Chiude Settimio a Roma, ma riapre Vignoli di Cesare al Casaletto. Settimio, la storica trattoria di via del Pellegrino, da non confondersi con Settimio all’Arancio, ha chiuso. Notizia che era nota da qualche mese, ma che ora viene ripresa dai media nazionali, anche sulla scorta di una serie di tweet luttuosi di personaggi più o meno noti.
Il direttore de La7, Andrea Salerno, ha postato un’immagine del locale chiuso: «Mario e Teresa hanno mollato. Un pezzo di Roma che se ne va. b». Son seguite decine di reazioni addolorate, se non affrante, tra le quali addirittura quelle dell’editore Urbano Cairo che ha scritto: «Peccato!». E in effetti Settimio è un pezzo di storia di Roma che se ne va e non si può non provare una fitta al cuore. L’ambiente spartanissimo, con un grande affresco entrando a destra, con la locandina di Bertoldo, Bertoldino e Cacasenno. Non un caso, perché Mario Monicelli scelse proprio l’oste Mario Zazza per recitare. Insieme alla moglie Teresa hanno gestito quest’osteria storica per molti decenni (era stata aperta nel 1932 dal padre di Mario). Ora a 81 anni è arrivato il momento di andare in pensione.
Restano i ricordi di questo posto, amatissimo dagli attori, come Alberto Sordi e lo stesso Monicelli, ma anche da Renato Guttuso e Fabrizio Bentivoglio. Negli ultimi anni ci si poteva incontrare spesso anche Mario Verdone. Ma poi da Settimio ci finivano tutti, compresi i turisti giapponesi. Mario non parlava, ovviamente giapponese, ma neanche inglese. E quando arrivava qualcuno che non capiva e che non gli andava a genio, finiva inevitabilmente in un tavolo laterale.
Riportiamo l’incipit del nostro articolo, che risale al 2009, che può dare un’idea: “Per entrare devi suonare il campanello, come in gioielleria. Solo che quando entri ti trovi in un locale spartano, piccolo, tranquillo. Ad accoglierti di solito c’è lui, Mario Zazza di Carpineto, in camicella di seta. Se la manciata di tavolini dietro di lui è deserta e ti dice che è tutto prenotato, guardatevi: siete in canottiera. Oppure avete le ciabatte ai piedi. E’ che a Mario Zazza i piedi nudi non piacciono e neanche quelli mezzi nudi. Superato lo screening corporale, potete accomodarvi. Se siete clienti nuovi e sconosciuti, finirete nei primi tavoli, quelli vicino all’entrata. Altrimenti, a secondo del grado di conoscenza e assiduità, sarete ammessi ai tavoli più vicini alla cucina (ma non al più vicino, riservato ai figli)”.
Al campanello della porta chiusa di Settimio hanno suonato generazioni di romani. Gli ultimi anni andare da Settimio era più che altro un atto d’amore. Mangiare, non si mangiava più granché bene. Come è inevitabile. Però vedere in menu le patate bollite e la mela cotta era quasi commovente.

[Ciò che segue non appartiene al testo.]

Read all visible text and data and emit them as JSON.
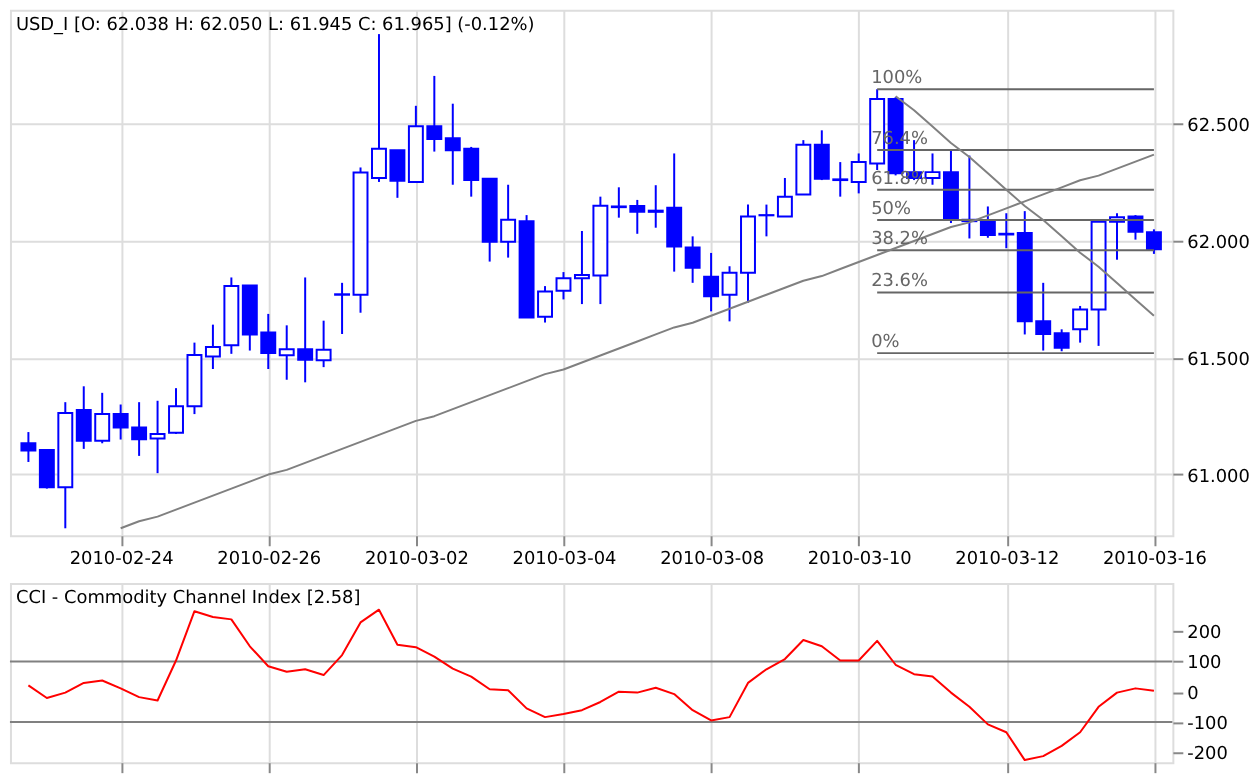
{
  "chart_data": [
    {
      "type": "candlestick",
      "title": "USD_I [O: 62.038  H: 62.050  L: 61.945  C: 61.965] (-0.12%)",
      "color": "#0000ff",
      "categories": [
        null,
        null,
        null,
        null,
        null,
        "2010-02-24",
        null,
        null,
        null,
        null,
        null,
        null,
        null,
        "2010-02-26",
        null,
        null,
        null,
        null,
        null,
        null,
        null,
        "2010-03-02",
        null,
        null,
        null,
        null,
        null,
        null,
        null,
        "2010-03-04",
        null,
        null,
        null,
        null,
        null,
        null,
        null,
        "2010-03-08",
        null,
        null,
        null,
        null,
        null,
        null,
        null,
        "2010-03-10",
        null,
        null,
        null,
        null,
        null,
        null,
        null,
        "2010-03-12",
        null,
        null,
        null,
        null,
        null,
        null,
        null,
        "2010-03-16"
      ],
      "ohlc": [
        [
          61.134,
          61.182,
          61.054,
          61.103
        ],
        [
          61.105,
          61.105,
          60.94,
          60.946
        ],
        [
          60.946,
          61.31,
          60.77,
          61.264
        ],
        [
          61.276,
          61.378,
          61.11,
          61.145
        ],
        [
          61.145,
          61.35,
          61.134,
          61.259
        ],
        [
          61.259,
          61.3,
          61.15,
          61.202
        ],
        [
          61.202,
          61.31,
          61.08,
          61.151
        ],
        [
          61.154,
          61.316,
          61.006,
          61.174
        ],
        [
          61.179,
          61.37,
          61.174,
          61.293
        ],
        [
          61.293,
          61.565,
          61.259,
          61.512
        ],
        [
          61.506,
          61.642,
          61.452,
          61.546
        ],
        [
          61.554,
          61.844,
          61.517,
          61.807
        ],
        [
          61.81,
          61.81,
          61.531,
          61.6
        ],
        [
          61.608,
          61.688,
          61.452,
          61.52
        ],
        [
          61.511,
          61.639,
          61.406,
          61.537
        ],
        [
          61.537,
          61.844,
          61.395,
          61.492
        ],
        [
          61.489,
          61.659,
          61.46,
          61.534
        ],
        [
          61.77,
          61.821,
          61.602,
          61.772
        ],
        [
          61.77,
          62.315,
          61.693,
          62.293
        ],
        [
          62.27,
          62.886,
          62.253,
          62.395
        ],
        [
          62.389,
          62.389,
          62.185,
          62.258
        ],
        [
          62.253,
          62.579,
          62.253,
          62.491
        ],
        [
          62.491,
          62.707,
          62.383,
          62.437
        ],
        [
          62.44,
          62.588,
          62.241,
          62.389
        ],
        [
          62.395,
          62.403,
          62.19,
          62.261
        ],
        [
          62.267,
          62.267,
          61.912,
          61.997
        ],
        [
          61.997,
          62.241,
          61.929,
          62.091
        ],
        [
          62.085,
          62.111,
          61.673,
          61.673
        ],
        [
          61.676,
          61.807,
          61.651,
          61.784
        ],
        [
          61.787,
          61.867,
          61.75,
          61.841
        ],
        [
          61.841,
          62.043,
          61.73,
          61.855
        ],
        [
          61.852,
          62.19,
          61.73,
          62.151
        ],
        [
          62.148,
          62.23,
          62.1,
          62.145
        ],
        [
          62.15,
          62.176,
          62.031,
          62.125
        ],
        [
          62.13,
          62.239,
          62.057,
          62.125
        ],
        [
          62.142,
          62.375,
          61.869,
          61.977
        ],
        [
          61.972,
          62.02,
          61.821,
          61.886
        ],
        [
          61.847,
          61.949,
          61.699,
          61.764
        ],
        [
          61.77,
          61.892,
          61.656,
          61.864
        ],
        [
          61.864,
          62.156,
          61.736,
          62.105
        ],
        [
          62.11,
          62.156,
          62.02,
          62.111
        ],
        [
          62.105,
          62.27,
          62.105,
          62.19
        ],
        [
          62.199,
          62.432,
          62.199,
          62.412
        ],
        [
          62.412,
          62.474,
          62.261,
          62.267
        ],
        [
          62.264,
          62.338,
          62.19,
          62.261
        ],
        [
          62.253,
          62.375,
          62.204,
          62.338
        ],
        [
          62.332,
          62.65,
          62.304,
          62.608
        ],
        [
          62.608,
          62.616,
          62.281,
          62.29
        ],
        [
          62.295,
          62.432,
          62.261,
          62.27
        ],
        [
          62.27,
          62.375,
          62.241,
          62.295
        ],
        [
          62.295,
          62.389,
          62.077,
          62.097
        ],
        [
          62.091,
          62.366,
          62.011,
          62.085
        ],
        [
          62.082,
          62.148,
          62.014,
          62.026
        ],
        [
          62.031,
          62.119,
          61.969,
          62.028
        ],
        [
          62.034,
          62.128,
          61.6,
          61.656
        ],
        [
          61.656,
          61.821,
          61.531,
          61.602
        ],
        [
          61.605,
          61.622,
          61.528,
          61.543
        ],
        [
          61.622,
          61.722,
          61.565,
          61.707
        ],
        [
          61.707,
          62.082,
          61.551,
          62.082
        ],
        [
          62.082,
          62.119,
          61.92,
          62.102
        ],
        [
          62.105,
          62.111,
          62.006,
          62.04
        ],
        [
          62.038,
          62.05,
          61.945,
          61.965
        ]
      ],
      "series": [
        {
          "type": "line",
          "name": "100%",
          "color": "#666666",
          "values": [
            null,
            null,
            null,
            null,
            null,
            null,
            null,
            null,
            null,
            null,
            null,
            null,
            null,
            null,
            null,
            null,
            null,
            null,
            null,
            null,
            null,
            null,
            null,
            null,
            null,
            null,
            null,
            null,
            null,
            null,
            null,
            null,
            null,
            null,
            null,
            null,
            null,
            null,
            null,
            null,
            null,
            null,
            null,
            null,
            null,
            null,
            62.65,
            62.65,
            62.65,
            62.65,
            62.65,
            62.65,
            62.65,
            62.65,
            62.65,
            62.65,
            62.65,
            62.65,
            62.65,
            62.65,
            62.65,
            62.65
          ]
        },
        {
          "type": "line",
          "name": "76.4%",
          "color": "#666666",
          "values": [
            null,
            null,
            null,
            null,
            null,
            null,
            null,
            null,
            null,
            null,
            null,
            null,
            null,
            null,
            null,
            null,
            null,
            null,
            null,
            null,
            null,
            null,
            null,
            null,
            null,
            null,
            null,
            null,
            null,
            null,
            null,
            null,
            null,
            null,
            null,
            null,
            null,
            null,
            null,
            null,
            null,
            null,
            null,
            null,
            null,
            null,
            62.39,
            62.39,
            62.39,
            62.39,
            62.39,
            62.39,
            62.39,
            62.39,
            62.39,
            62.39,
            62.39,
            62.39,
            62.39,
            62.39,
            62.39,
            62.39
          ]
        },
        {
          "type": "line",
          "name": "61.8%",
          "color": "#666666",
          "values": [
            null,
            null,
            null,
            null,
            null,
            null,
            null,
            null,
            null,
            null,
            null,
            null,
            null,
            null,
            null,
            null,
            null,
            null,
            null,
            null,
            null,
            null,
            null,
            null,
            null,
            null,
            null,
            null,
            null,
            null,
            null,
            null,
            null,
            null,
            null,
            null,
            null,
            null,
            null,
            null,
            null,
            null,
            null,
            null,
            null,
            null,
            62.22,
            62.22,
            62.22,
            62.22,
            62.22,
            62.22,
            62.22,
            62.22,
            62.22,
            62.22,
            62.22,
            62.22,
            62.22,
            62.22,
            62.22,
            62.22
          ]
        },
        {
          "type": "line",
          "name": "50%",
          "color": "#666666",
          "values": [
            null,
            null,
            null,
            null,
            null,
            null,
            null,
            null,
            null,
            null,
            null,
            null,
            null,
            null,
            null,
            null,
            null,
            null,
            null,
            null,
            null,
            null,
            null,
            null,
            null,
            null,
            null,
            null,
            null,
            null,
            null,
            null,
            null,
            null,
            null,
            null,
            null,
            null,
            null,
            null,
            null,
            null,
            null,
            null,
            null,
            null,
            62.09,
            62.09,
            62.09,
            62.09,
            62.09,
            62.09,
            62.09,
            62.09,
            62.09,
            62.09,
            62.09,
            62.09,
            62.09,
            62.09,
            62.09,
            62.09
          ]
        },
        {
          "type": "line",
          "name": "38.2%",
          "color": "#666666",
          "values": [
            null,
            null,
            null,
            null,
            null,
            null,
            null,
            null,
            null,
            null,
            null,
            null,
            null,
            null,
            null,
            null,
            null,
            null,
            null,
            null,
            null,
            null,
            null,
            null,
            null,
            null,
            null,
            null,
            null,
            null,
            null,
            null,
            null,
            null,
            null,
            null,
            null,
            null,
            null,
            null,
            null,
            null,
            null,
            null,
            null,
            null,
            61.96,
            61.96,
            61.96,
            61.96,
            61.96,
            61.96,
            61.96,
            61.96,
            61.96,
            61.96,
            61.96,
            61.96,
            61.96,
            61.96,
            61.96,
            61.96
          ]
        },
        {
          "type": "line",
          "name": "23.6%",
          "color": "#666666",
          "values": [
            null,
            null,
            null,
            null,
            null,
            null,
            null,
            null,
            null,
            null,
            null,
            null,
            null,
            null,
            null,
            null,
            null,
            null,
            null,
            null,
            null,
            null,
            null,
            null,
            null,
            null,
            null,
            null,
            null,
            null,
            null,
            null,
            null,
            null,
            null,
            null,
            null,
            null,
            null,
            null,
            null,
            null,
            null,
            null,
            null,
            null,
            61.78,
            61.78,
            61.78,
            61.78,
            61.78,
            61.78,
            61.78,
            61.78,
            61.78,
            61.78,
            61.78,
            61.78,
            61.78,
            61.78,
            61.78,
            61.78
          ]
        },
        {
          "type": "line",
          "name": "0%",
          "color": "#666666",
          "values": [
            null,
            null,
            null,
            null,
            null,
            null,
            null,
            null,
            null,
            null,
            null,
            null,
            null,
            null,
            null,
            null,
            null,
            null,
            null,
            null,
            null,
            null,
            null,
            null,
            null,
            null,
            null,
            null,
            null,
            null,
            null,
            null,
            null,
            null,
            null,
            null,
            null,
            null,
            null,
            null,
            null,
            null,
            null,
            null,
            null,
            null,
            61.52,
            61.52,
            61.52,
            61.52,
            61.52,
            61.52,
            61.52,
            61.52,
            61.52,
            61.52,
            61.52,
            61.52,
            61.52,
            61.52,
            61.52,
            61.52
          ]
        },
        {
          "type": "line",
          "color": "#808080",
          "values": [
            null,
            null,
            null,
            null,
            null,
            60.77,
            60.8,
            60.82,
            60.85,
            60.88,
            60.91,
            60.94,
            60.97,
            61.0,
            61.02,
            61.05,
            61.08,
            61.11,
            61.14,
            61.17,
            61.2,
            61.23,
            61.25,
            61.28,
            61.31,
            61.34,
            61.37,
            61.4,
            61.43,
            61.45,
            61.48,
            61.51,
            61.54,
            61.57,
            61.6,
            61.63,
            61.65,
            61.68,
            61.71,
            61.74,
            61.77,
            61.8,
            61.83,
            61.85,
            61.88,
            61.91,
            61.94,
            61.97,
            62.0,
            62.03,
            62.06,
            62.08,
            62.11,
            62.14,
            62.17,
            62.2,
            62.23,
            62.26,
            62.28,
            62.31,
            62.34,
            62.37
          ]
        },
        {
          "type": "line",
          "color": "#808080",
          "values": [
            null,
            null,
            null,
            null,
            null,
            null,
            null,
            null,
            null,
            null,
            null,
            null,
            null,
            null,
            null,
            null,
            null,
            null,
            null,
            null,
            null,
            null,
            null,
            null,
            null,
            null,
            null,
            null,
            null,
            null,
            null,
            null,
            null,
            null,
            null,
            null,
            null,
            null,
            null,
            null,
            null,
            null,
            null,
            null,
            null,
            null,
            null,
            62.62,
            62.56,
            62.49,
            62.42,
            62.36,
            62.29,
            62.22,
            62.15,
            62.09,
            62.02,
            61.95,
            61.89,
            61.82,
            61.75,
            61.68
          ]
        }
      ],
      "ylim": [
        60.74,
        62.99
      ],
      "yticks": [
        {
          "value": 61,
          "label": "61.000"
        },
        {
          "value": 61.5,
          "label": "61.500"
        },
        {
          "value": 62,
          "label": "62.000"
        },
        {
          "value": 62.5,
          "label": "62.500"
        }
      ],
      "grid": true
    },
    {
      "type": "line",
      "title": "CCI - Commodity Channel Index [2.58]",
      "categories": [
        null,
        null,
        null,
        null,
        null,
        "2010-02-24",
        null,
        null,
        null,
        null,
        null,
        null,
        null,
        "2010-02-26",
        null,
        null,
        null,
        null,
        null,
        null,
        null,
        "2010-03-02",
        null,
        null,
        null,
        null,
        null,
        null,
        null,
        "2010-03-04",
        null,
        null,
        null,
        null,
        null,
        null,
        null,
        "2010-03-08",
        null,
        null,
        null,
        null,
        null,
        null,
        null,
        "2010-03-10",
        null,
        null,
        null,
        null,
        null,
        null,
        null,
        "2010-03-12",
        null,
        null,
        null,
        null,
        null,
        null,
        null,
        "2010-03-16"
      ],
      "series": [
        {
          "color": "#ff0000",
          "values": [
            21,
            -21,
            -3,
            29,
            37,
            11,
            -18,
            -29,
            103,
            266,
            247,
            239,
            150,
            84,
            66,
            74,
            55,
            121,
            229,
            271,
            155,
            147,
            116,
            76,
            50,
            8,
            5,
            -55,
            -84,
            -74,
            -61,
            -34,
            0,
            -3,
            13,
            -8,
            -61,
            -95,
            -84,
            29,
            74,
            108,
            171,
            150,
            103,
            103,
            168,
            89,
            58,
            50,
            -3,
            -50,
            -108,
            -134,
            -226,
            -213,
            -179,
            -134,
            -50,
            -3,
            11,
            3
          ]
        }
      ],
      "ylim": [
        -233,
        359
      ],
      "yticks": [
        -200,
        -100,
        0,
        100,
        200
      ],
      "ref_lines": [
        {
          "axis": "y",
          "value": 100,
          "color": "#808080"
        },
        {
          "axis": "y",
          "value": -100,
          "color": "#808080"
        }
      ],
      "grid": "x",
      "tick_labels": "y"
    }
  ]
}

Secondo il Corriere, a dare il colpo di grazia, dopo la pandemia, è stato il rincaro delle bollette. Possibile, ma certo l’età avanzata non consentiva più di gestire un locale così importante. A chi già si straccia le vesti pensando che nascerà qualche pokè o qualche locale trendy, possiamo dire che non sarà così. Perché il locale è stato rilevato da Leonardo Vignoli, l’oste di una delle migliori trattorie della città, Cesare al Casaletto.
Certo, non ci sarà più la mela cotta, non ci sarà più quell’atmosfera di una volta, ma la qualità è garantita. Ma la nostalgia è una moneta che funziona sempre, magari unita a un allarme sulla crisi del settore: “È l’ennesimo caso di chiusura che porta uno strascico nostalgico – scrive il Corriere – La città che cambia, va da sé, lascia indietro qualcosa. La desertificazione commerciale colpisce soprattutto i quartieri del centro”. In realtà, i ristoranti hanno subito molti contraccolpi dalla crisi, ma non si può certo parlare di desertificazione. Noi rimpiangeremo la nostra giovinezza e quei pranzi frugali da Settimio, ma si va avanti, per fortuna, e non tutto è perduto. Confidiamo in Leonardo, nel suo amore per i vini e nella sua passione.